Bien sûr, les procédés mis en œuvre afin de tromper la vigilance de notre lecteur, et plus encore l’induire en erreur, devront systématiquement trouver leur légitimité dans une logique d’ensemble, ce qui exclut d’emblée le recours à un deus ex machina : un écrivain doit savoir mentir, mais en toute honnêteté.

Quand je parle d’une logique d’ensemble, cela regroupe plusieurs facteurs constitutifs de la narration : par exemple, tel comportement d’un personnage à la page 35 ne viendra pas en contradiction avec ses agissements de la page 216 sans qu’une évolution dans son  traitement puisse le justifier.

Les solutions ne manquent pas pour qu’un personnage opère une volte-face à même de déstabiliser le lecteur sans pour autant amener celui-ci à penser que l’auteur se moque de lui ; cela peut résulter d’un enchaînement d’événements obligeant quelqu’un à aller à l’encontre de ce qui l’avait défini en tant que personne jusqu’à son revirement inattendu : qu’il s’agisse de perdre la foi, de tuer l’être qu’il aime, de trahir une cause à laquelle il était dévoué corps et âme ou à l’inverse de se réfugier dans la religion après avoir affiché un athéisme absolu, de sauver d’une mort certaine son ennemi juré, d’adhérer pleinement à un courant de pensée pour lequel il n’avait pas eu de mots assez durs, le personnage est pour ainsi sommé — et avant tout, à travers lui, son créateur — de rendre des comptes au lecteur.

 

Trouver le bon rythme pour raconter votre histoire

Selon Antoine Albalat « La rapidité et le mouvement sont, du reste, deux qualités qui doivent dominer la narration. » Si je partage l’idée générale de cette phrase, l’exemple pris par Albalat pour l’illustrer révèle chez Fénelon, décrivant la mort de Bocchoris, roi d’Égypte, l’emploi d’un style uniquement factuel confinant naturellement à une forme de sécheresse de ton qui chagrinera peut-être les amoureux du style  :

« Je le vis périr ; le dard d’un Phénicien perça sa poitrine ; les rênes lui échappèrent des mains ; il tomba de son char sous les pieds des chevaux. Un soldat lui coupa la tête, et, la prenant par les cheveux, il la montra comme en triomphe à toute l’armée. »

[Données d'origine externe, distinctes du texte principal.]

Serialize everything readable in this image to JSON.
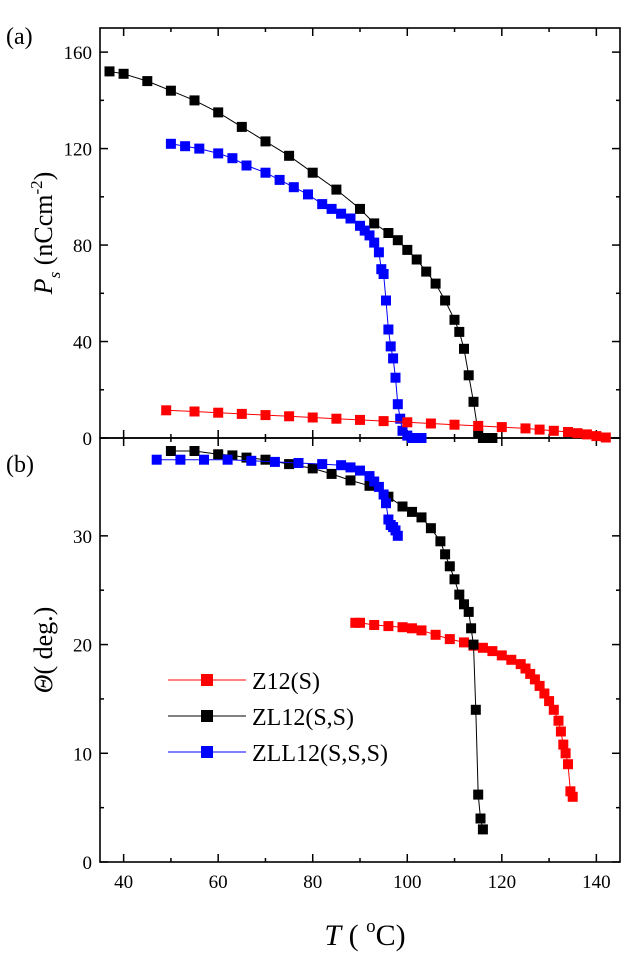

Ici, dans la première partie de l’extrait, la narration ponctuée de points-virgules possède un côté plus abrupt que vif ; l’effet produit pourrait être comparé à la différence existant entre la course effectuée par un sprinteur et celle qu’accomplit un coureur de haies, le passage de Fénelon se rattachant à cette seconde catégorie : s’oppose à la vitesse du dévoreur de mètres (la vélocité fluide du sprinter, le style délié) la puissance de qui franchit les obstacles (« sauter » par-dessus les points-virgules pour rebondir avec vigueur jusqu’à la fin de la phrase, l’écriture accrocheuse) en donnant à chaque fois une nouvelle accélération : se dégage de ce style saccadé l’impression de quelque chose que rien n’arrête, en dépit de la brièveté de la séquence (quatre segments courts). On peut donc insuffler de la motricité à sa narration de bien des manières, pourvu que rythme et pensée bénéficient d’une synchronisation créant un élan qui leur soit propre.

 

Mettez des mots sur l’inénarrable et l’indicible pour combler de lecteur

Pour finir, j’aimerais que l’on s’arrête un instant, afin de sourire un peu, sur un mot de la langue française qui concerne directement cette leçon : inénarrable. Cet adjectif recèle en lui un mensonge si l’on se réfère à sa définition basique : « Qu’on ne peut raconter ni décrire ».

Que ne peut-on raconter ni décrire ? Notre vocabulaire serait-il si pauvre et notre imagination si peu fertile qu’on devrait prendre l’expression « Les mots me manquent » au pied de la lettre ? Non, bien sûr.

« Inénarrable » est un terme n’existant que dans l’attente des mots que nous ne nous sommes pas encore appropriés, un vocable-intervalle en quelque sorte, que travail, temps et lecture combleront… Car ce que votre lecteur attend c’est précisément ce qui défi l’imagination, les situations prévisibles et convenues.